We see this in Britain and the United States all the time. Congresswomen like Ilhan Omar and Rashida Tlaib have been denounced for being “anti-Jewish”, including by President Trump, simply because they protested Israeli policy of occupying Palestinian lands or for having a malign influence on US foreign policy.
In Britain, Labour leader Jeremy Corbyn and his party have once again this week been vilified as “antisemitic” in prominent news media.
The reality is that Corbyn is neither racist or anti-Jewish. The specious allegation stems from him and sections of Labour being vehemently critical of Israel and its conduct towards Palestinians.
If elected in the general election next month, Labour says it will cut military trade with Israel and move to officially recognize a Palestinian state.

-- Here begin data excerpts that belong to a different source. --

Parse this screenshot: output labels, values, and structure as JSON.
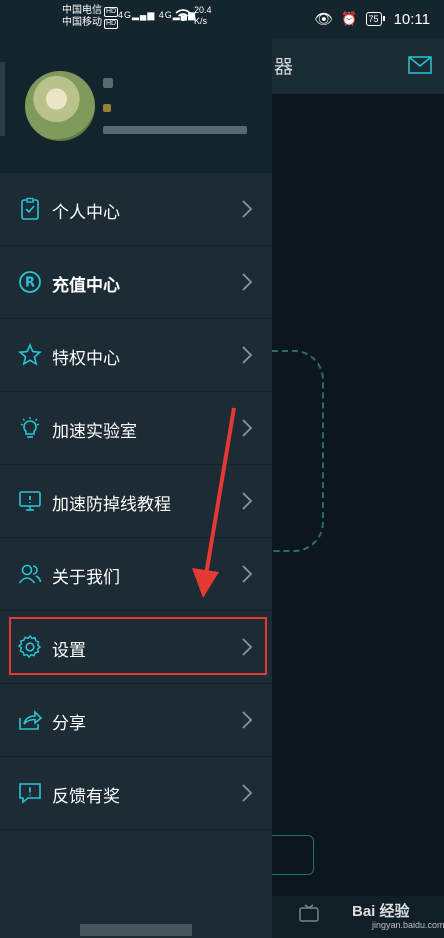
{
  "status_bar": {
    "carrier1": "中国电信",
    "carrier2": "中国移动",
    "hd": "HD",
    "network": "4G",
    "speed_value": "20.4",
    "speed_unit": "K/s",
    "battery": "75",
    "time": "10:11"
  },
  "background_app": {
    "title_fragment": "器",
    "watermark": "Bai 经验",
    "watermark_url": "jingyan.baidu.com"
  },
  "drawer": {
    "menu": [
      {
        "label": "个人中心",
        "icon": "clipboard-icon"
      },
      {
        "label": "充值中心",
        "icon": "recharge-r-icon"
      },
      {
        "label": "特权中心",
        "icon": "star-icon"
      },
      {
        "label": "加速实验室",
        "icon": "lightbulb-icon"
      },
      {
        "label": "加速防掉线教程",
        "icon": "monitor-icon"
      },
      {
        "label": "关于我们",
        "icon": "users-icon"
      },
      {
        "label": "设置",
        "icon": "gear-icon"
      },
      {
        "label": "分享",
        "icon": "share-icon"
      },
      {
        "label": "反馈有奖",
        "icon": "feedback-icon"
      }
    ]
  },
  "colors": {
    "accent": "#29c4d6",
    "drawer_bg": "#1c2b34",
    "highlight": "#e53935"
  }
}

This conflation of valid criticism of the Israeli state with being “anti-Jew” is a cynical distortion which is wielded to give Israel impunity from international law. It plays on moral blackmail of critics by equating the historical persecution of Jews and in particular the Nazi holocaust with the sanctity of the modern Israeli state.
That distortion is exposed by many Jews themselves who have spoken out in the US and in Britain to defend the right of people to criticize Israeli policies. They understand the vital distinction between the Israeli state and the much wider existence of Jewishness. They understand that to be opposed to Israeli state practices is in no way to mean animus towards Jews in general.
Only in the past week, Israeli prime minister Benjamin Netanyahu has declared his government intends to expand annexation of Palestinian territory in the West Bank. The land occupied by Israeli forces since the 1967 Six Day War is illegally occupied, according to multiple UN resolutions under international law. Now Netanyahu wants to increase the violations. And with the support of the Trump administration which also announced it was no longer viewing Israeli settlements on Palestinian land as illegitimate.
Over the past month, the Israeli military has stepped up airstrikes on the Gaza Strip where nearly two million Palestinians subsist in abject poverty largely because of an Israeli blockade. One family of nine, including children, was killed by an airstrike on their home on November 14. As always the death toll among Palestinian civilians is grotesquely disproportionate to Israeli victims of rockets fired from Gaza.
Israeli forces have also been carrying out hundreds of airstrikes in Syria, including the capital Damascus, over the past year. Russia, among others, has condemned those attacks as “unlawful aggression”. Arguably, war crimes.
When Jeremy Corbyn and Britain’s Labour Party and a handful of American politicians speak out to denounce Israeli violations they are doing so to uphold international law and voice support for victims of state violence. That is a principled and honourable position.
Shamefully, the US and British governments and much of the corporate news media never do speak out. They shield Israeli leaders from international accountability by vetoing UN resolutions or by turning a blind eye. Pro-Israeli lobbies funnel massive donations to politicians in Washington on both sides of the aisle, and to the British Conservative Party. Their silence is bought. Not only silence but outright distortion, such as when people criticize Israeli malfeasance – and there is much of that – then they are absurdly character-assassinated as “antisemites”.
Admittedly, many British Jews phoned into radio stations this week to complain that they feel unwelcome in Britain due to what they perceive as growth in antisemitism under the Labour Party. To be fair though, their claims were not backed up by hard evidence of specifically anti-Jewish behaviour. They were eliding their Jewishness with Labour’s criticism of Israel.
The claims made against Corbyn this week by the British Chief Rabbi Ephraim Mirviz of being “unfit for office” because of an alleged complacent attitude towards antisemitism in his party should be put in context.
Corbyn has apologized several times for a tiny fraction (less than 0.1 per cent) of party members accused of antisemitism. Why should he be obliged to keep on apologizing, as BBC interviewer Andrew Neil imperiously demanded again this week?
Chief Rabbi Mirviz is a self-declared friend of Conservative leader Boris Johnson and an ardent, uncritical supporter of the Israeli state.
Mirviz does not represent all British Jews, as many other Jewish groups came out voicing their support for Corbyn and his valid right of free speech to criticize Israel.
Mirviz got prominent media coverage for his views this week in the London Times and Daily Mail, among others. Britain’s rightwing media are owned by billionaire oligarchs who despise Labour’s manifesto for progressive wealth redistribution.
The antisemitic card is played to shield Israel from important criticism; and by Britain’s plutocrats and their media who would rather see the public squabbling over spurious claims about antisemitism so they can keep on plundering wealth from the majority of British people.